Ahora bien, no solo debemos proporcionarles el armamento adecuado, sino legislar para que dispongan de las herramientas legales que necesitan a fin de buscar en nuestro seno a los malos y a los locos que desean nuestra destrucción. La ley exige la prueba del delito y así debe ser. En eso consiste la defensa de los inocentes. Sin embargo, el policía al que se le impide registrar a una persona o la propiedad de alguien del que sospecha que tiene intenciones criminales, solo puede aguardar impotente hasta que el acto se comete y entonces vengar a la víctima. Necesitamos algo más. Como nos lo merecemos, debemos contar con la prevención del delito antes de que se produzca.
Charlotte dejó el periódico sobre la mesa y, con gran inquietud, miró hacia el otro lado de la cocina.
Gracie regresó de la parte trasera y la observó.
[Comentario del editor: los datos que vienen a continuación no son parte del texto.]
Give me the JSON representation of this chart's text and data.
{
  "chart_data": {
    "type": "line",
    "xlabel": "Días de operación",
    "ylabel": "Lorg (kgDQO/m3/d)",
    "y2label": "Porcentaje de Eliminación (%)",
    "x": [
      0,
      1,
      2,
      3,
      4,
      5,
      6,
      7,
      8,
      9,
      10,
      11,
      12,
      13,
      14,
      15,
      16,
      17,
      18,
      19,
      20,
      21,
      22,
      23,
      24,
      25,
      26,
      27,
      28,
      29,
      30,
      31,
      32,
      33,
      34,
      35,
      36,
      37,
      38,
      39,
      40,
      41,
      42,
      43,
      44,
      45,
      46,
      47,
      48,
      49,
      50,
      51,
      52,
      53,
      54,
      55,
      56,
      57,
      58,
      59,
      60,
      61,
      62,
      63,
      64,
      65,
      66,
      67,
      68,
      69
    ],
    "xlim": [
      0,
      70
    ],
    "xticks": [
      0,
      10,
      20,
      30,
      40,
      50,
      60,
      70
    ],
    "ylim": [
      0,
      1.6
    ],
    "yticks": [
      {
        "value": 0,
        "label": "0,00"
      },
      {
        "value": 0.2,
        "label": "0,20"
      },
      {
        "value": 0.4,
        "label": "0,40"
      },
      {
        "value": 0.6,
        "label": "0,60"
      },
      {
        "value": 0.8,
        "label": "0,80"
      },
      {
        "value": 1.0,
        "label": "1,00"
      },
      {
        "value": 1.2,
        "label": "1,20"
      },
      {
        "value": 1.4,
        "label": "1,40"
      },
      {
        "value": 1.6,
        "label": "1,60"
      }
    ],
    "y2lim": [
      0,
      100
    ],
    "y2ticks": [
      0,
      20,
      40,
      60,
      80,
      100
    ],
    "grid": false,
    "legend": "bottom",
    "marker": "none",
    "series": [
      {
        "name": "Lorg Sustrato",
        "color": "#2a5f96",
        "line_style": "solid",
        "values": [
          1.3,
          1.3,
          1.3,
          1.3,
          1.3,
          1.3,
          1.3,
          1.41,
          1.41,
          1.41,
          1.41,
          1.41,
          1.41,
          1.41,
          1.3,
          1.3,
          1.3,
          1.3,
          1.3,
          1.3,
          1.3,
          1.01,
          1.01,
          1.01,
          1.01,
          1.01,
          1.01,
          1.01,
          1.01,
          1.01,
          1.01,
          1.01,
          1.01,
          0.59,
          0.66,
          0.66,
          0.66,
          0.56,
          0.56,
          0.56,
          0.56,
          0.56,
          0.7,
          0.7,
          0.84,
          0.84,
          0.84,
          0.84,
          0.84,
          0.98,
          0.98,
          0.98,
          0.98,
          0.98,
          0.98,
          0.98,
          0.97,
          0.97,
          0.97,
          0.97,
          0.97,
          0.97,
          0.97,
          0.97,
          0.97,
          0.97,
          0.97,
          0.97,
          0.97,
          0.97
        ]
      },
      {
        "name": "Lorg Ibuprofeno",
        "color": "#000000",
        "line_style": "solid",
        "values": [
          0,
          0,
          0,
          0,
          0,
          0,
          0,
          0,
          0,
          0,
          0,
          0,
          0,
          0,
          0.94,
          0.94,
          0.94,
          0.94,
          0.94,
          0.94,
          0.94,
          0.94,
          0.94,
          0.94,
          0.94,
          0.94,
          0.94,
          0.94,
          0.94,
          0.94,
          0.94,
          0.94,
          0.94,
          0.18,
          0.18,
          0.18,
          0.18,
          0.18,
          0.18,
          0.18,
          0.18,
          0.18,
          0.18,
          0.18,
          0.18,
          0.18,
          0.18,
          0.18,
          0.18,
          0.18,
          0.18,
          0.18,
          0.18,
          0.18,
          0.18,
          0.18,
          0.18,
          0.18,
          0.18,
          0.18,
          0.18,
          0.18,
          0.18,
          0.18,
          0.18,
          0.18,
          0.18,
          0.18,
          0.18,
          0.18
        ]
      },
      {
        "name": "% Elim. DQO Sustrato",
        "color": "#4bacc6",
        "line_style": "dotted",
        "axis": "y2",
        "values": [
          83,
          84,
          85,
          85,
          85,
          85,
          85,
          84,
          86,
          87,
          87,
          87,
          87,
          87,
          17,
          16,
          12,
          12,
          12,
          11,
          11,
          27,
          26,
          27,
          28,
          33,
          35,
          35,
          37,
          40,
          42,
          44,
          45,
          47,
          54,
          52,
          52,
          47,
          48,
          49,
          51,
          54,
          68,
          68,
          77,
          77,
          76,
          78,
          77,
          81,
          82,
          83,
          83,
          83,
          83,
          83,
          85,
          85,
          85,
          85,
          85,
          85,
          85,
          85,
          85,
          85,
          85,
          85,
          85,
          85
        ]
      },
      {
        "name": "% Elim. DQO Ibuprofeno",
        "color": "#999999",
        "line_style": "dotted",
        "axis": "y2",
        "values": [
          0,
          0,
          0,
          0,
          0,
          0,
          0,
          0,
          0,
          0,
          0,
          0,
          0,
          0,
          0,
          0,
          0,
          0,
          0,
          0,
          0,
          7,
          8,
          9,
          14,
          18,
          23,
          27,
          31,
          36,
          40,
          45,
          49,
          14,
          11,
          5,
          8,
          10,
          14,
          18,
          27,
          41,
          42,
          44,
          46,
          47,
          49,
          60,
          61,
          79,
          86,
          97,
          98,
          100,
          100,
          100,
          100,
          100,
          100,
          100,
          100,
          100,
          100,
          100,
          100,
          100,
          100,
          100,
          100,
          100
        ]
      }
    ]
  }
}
– ¿Qué ha pasado? -preguntó angustiada-. ¿Ha ocurrido algo malo? -Cuando había empezado a trabajar para Charlotte, Gracie no sabía leer ni escribir, pero en aquella época, con su ayuda, lo hacía bastante bien. Había adquirido la costumbre de leer al menos dos artículos del periódico cada día. Lanzó una mirada escéptica al diario de Denoon y al té que se había enfriado en la taza de Charlotte y preguntó con incredulidad:
– ¿Ha habido otro atentado?
– No -se apresuró a responder Charlotte-. El director pide que se arme a la policía y defiende el derecho a registrar las casas.
Gracie dejó las verduras en el escurridero del fregadero.
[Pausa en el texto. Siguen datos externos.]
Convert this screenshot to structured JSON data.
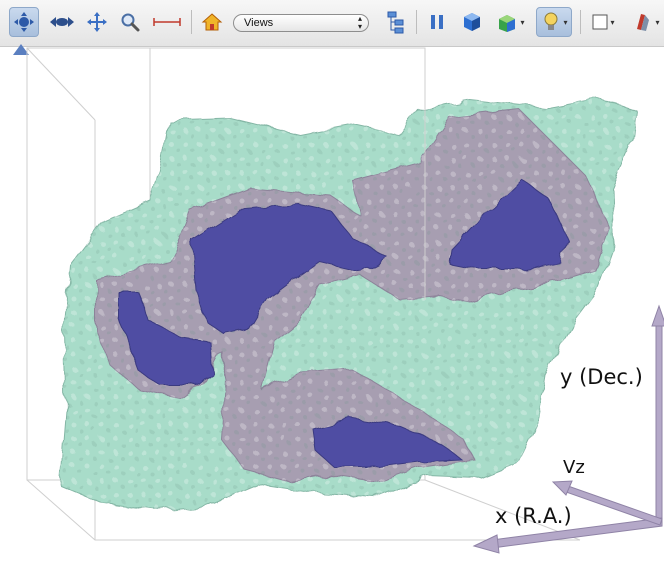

– Veamos, si la gente tiene bombas y armas, la policía no puede luchar contra ella con palos -afirmó sensatamente, y enseguida frunció el ceño-. Claro que no me gustaría saber que el señor Pitt lleva un arma. ¡No se pueden tener en casa… no son seguras! -Su tono de voz descendente puso de manifiesto el rechazo que le producía esa idea-. ¿Por qué hay personas que siempre crean problemas?
– Por lo general únicamente los problemas nos impulsan a cambiar las cosas -respondió Charlotte. Lo que le decía era cierto, pero no contestaba a la pregunta de Gracie, así que prosiguió-: Si alguien tira basura en nuestra calle o hace ruido a altas horas de la noche y no nos quejamos, seguirá haciéndolo.
Charlotte sonrió al ver que la cólera encendía la mirada de Gracie. Había escogido deliberadamente el tema de la basura. Gracie se dio cuenta y sonrió; poco después su actitud risueña se esfumó y se puso muy seria.
– Pero si yo saliera y le pegara un tiro a quien deja basura en la calle me meterían en la cárcel y creo que harían lo correcto. Puedo decirle claramente lo que pienso de alguien sin tocarle. -Una sonrisa triunfal volvió a cambiar su expresión-. ¡Y le aseguro que no volvería a hacerlo!
– Por supuesto -coincidió Charlotte-. El anarquismo está equivocado y es absurdo, pero no estoy segura de que la solución consista en armar a la policía. De lo que sí estoy convencida es de que lograremos que todos se encolericen y se sientan menos dispuestos a ayudar si les damos más poder para entrar en las casas en busca de pruebas sin tener sólidos motivos para creer que hay algo.
– ¿Es lo que opina el señor Pitt? -inquirió Gracie y las dudas ensombrecieron su mirada.
– En realidad, estaba demasiado cansado para manifestar su opinión -reconoció Charlotte-. Además, todavía no ha leído este artículo. De todos modos, creo que es lo que dirá.